Sr. Meros riu uma segunda vez.

— Ele não está errado. E eu sempre soube. Juliette, uma dúplice. Uma criatura incrível que é facilmente rastreada por demônios.

Criatura? — Loreley soou indignada.

Demônios? — Valentim perguntou.

— Extremamente almejada por ter uma alma em dois corpos. O componente chave para o ritual de manifestação demoníaca.

Valentim nunca tinha ouvido falar de tal ritual, em instinto, ele virou a cabeça para Loreley, talvez ela soubesse de algo.

— …É verdade. Eles tiram a alma de um dos corpos, tornando-o uma casca vazia, e um demônio toma posse dessa casca, possuindo-a — disse Loreley. — Um ser humano normal morre instantaneamente ao ter a alma retirada, mas uma dúplice… 

— Sobrevive. A parte removida volta para o outro corpo. A casca continua viva, mas em um estado pior que o coma.

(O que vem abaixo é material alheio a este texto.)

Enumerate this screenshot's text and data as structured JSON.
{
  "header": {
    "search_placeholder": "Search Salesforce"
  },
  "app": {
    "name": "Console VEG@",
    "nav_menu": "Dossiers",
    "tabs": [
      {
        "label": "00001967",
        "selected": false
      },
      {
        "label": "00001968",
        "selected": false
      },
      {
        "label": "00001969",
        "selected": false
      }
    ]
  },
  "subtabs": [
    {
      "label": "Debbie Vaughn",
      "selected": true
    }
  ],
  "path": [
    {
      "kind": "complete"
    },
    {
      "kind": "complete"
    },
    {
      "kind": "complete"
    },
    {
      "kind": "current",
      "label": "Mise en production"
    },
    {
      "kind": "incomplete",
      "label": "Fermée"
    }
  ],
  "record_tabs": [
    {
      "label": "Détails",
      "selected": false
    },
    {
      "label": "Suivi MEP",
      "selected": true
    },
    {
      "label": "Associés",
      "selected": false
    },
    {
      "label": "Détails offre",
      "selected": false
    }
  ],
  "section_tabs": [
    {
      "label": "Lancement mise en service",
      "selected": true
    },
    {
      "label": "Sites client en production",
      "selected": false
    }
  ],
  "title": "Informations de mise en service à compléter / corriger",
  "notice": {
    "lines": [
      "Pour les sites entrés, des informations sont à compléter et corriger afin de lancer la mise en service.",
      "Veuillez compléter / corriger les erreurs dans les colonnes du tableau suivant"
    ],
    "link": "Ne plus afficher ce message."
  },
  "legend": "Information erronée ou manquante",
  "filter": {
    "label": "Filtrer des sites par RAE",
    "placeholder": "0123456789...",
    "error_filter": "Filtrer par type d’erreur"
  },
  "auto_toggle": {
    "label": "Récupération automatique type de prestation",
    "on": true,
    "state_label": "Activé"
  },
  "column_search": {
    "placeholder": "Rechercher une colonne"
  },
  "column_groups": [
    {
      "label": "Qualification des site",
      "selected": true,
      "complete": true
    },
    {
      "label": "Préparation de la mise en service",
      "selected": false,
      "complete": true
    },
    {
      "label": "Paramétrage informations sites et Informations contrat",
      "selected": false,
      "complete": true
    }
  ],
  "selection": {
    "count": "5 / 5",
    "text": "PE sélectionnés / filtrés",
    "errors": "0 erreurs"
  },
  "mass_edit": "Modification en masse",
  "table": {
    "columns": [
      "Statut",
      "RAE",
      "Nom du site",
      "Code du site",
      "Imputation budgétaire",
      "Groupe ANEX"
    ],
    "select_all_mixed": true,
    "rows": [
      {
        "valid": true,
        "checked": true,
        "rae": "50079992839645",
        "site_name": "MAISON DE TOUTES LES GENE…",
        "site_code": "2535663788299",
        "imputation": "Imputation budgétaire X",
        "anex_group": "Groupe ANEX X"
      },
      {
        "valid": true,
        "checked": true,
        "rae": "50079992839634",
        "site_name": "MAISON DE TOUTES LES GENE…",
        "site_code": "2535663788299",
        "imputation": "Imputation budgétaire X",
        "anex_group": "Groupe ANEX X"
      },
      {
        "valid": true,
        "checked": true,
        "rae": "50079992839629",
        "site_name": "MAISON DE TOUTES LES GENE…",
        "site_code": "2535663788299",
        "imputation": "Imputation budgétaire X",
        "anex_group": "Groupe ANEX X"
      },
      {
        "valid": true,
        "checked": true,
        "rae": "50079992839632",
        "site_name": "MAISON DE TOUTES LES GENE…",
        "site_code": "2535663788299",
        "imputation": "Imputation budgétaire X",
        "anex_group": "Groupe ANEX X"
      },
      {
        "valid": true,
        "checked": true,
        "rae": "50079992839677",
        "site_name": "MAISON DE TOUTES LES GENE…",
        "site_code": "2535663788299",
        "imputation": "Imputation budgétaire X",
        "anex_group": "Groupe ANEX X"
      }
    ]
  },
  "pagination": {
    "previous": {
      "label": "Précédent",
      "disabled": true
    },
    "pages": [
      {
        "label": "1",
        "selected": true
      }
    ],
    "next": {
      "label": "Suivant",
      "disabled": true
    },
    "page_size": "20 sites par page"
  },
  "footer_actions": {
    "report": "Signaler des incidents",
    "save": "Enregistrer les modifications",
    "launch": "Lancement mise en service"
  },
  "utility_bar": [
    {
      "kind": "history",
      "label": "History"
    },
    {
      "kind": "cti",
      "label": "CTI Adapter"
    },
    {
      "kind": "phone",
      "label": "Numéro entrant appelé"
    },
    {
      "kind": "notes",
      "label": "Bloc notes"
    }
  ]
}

É simplesmente… o nada. — disse o sr. Meros. — Precisamos dela.

Precisamos? — perguntou Loreley.

— Entendi. Você é só um mero escravo de um demônio, sr. Meros. Segue suas ordens cegamente. Há quanto tempo você trabalha no Departamento?

— Dez anos.

— E dez anos atrás Symon foi transferido para cá por causa do nascimento de Juliette e a morte da esposa.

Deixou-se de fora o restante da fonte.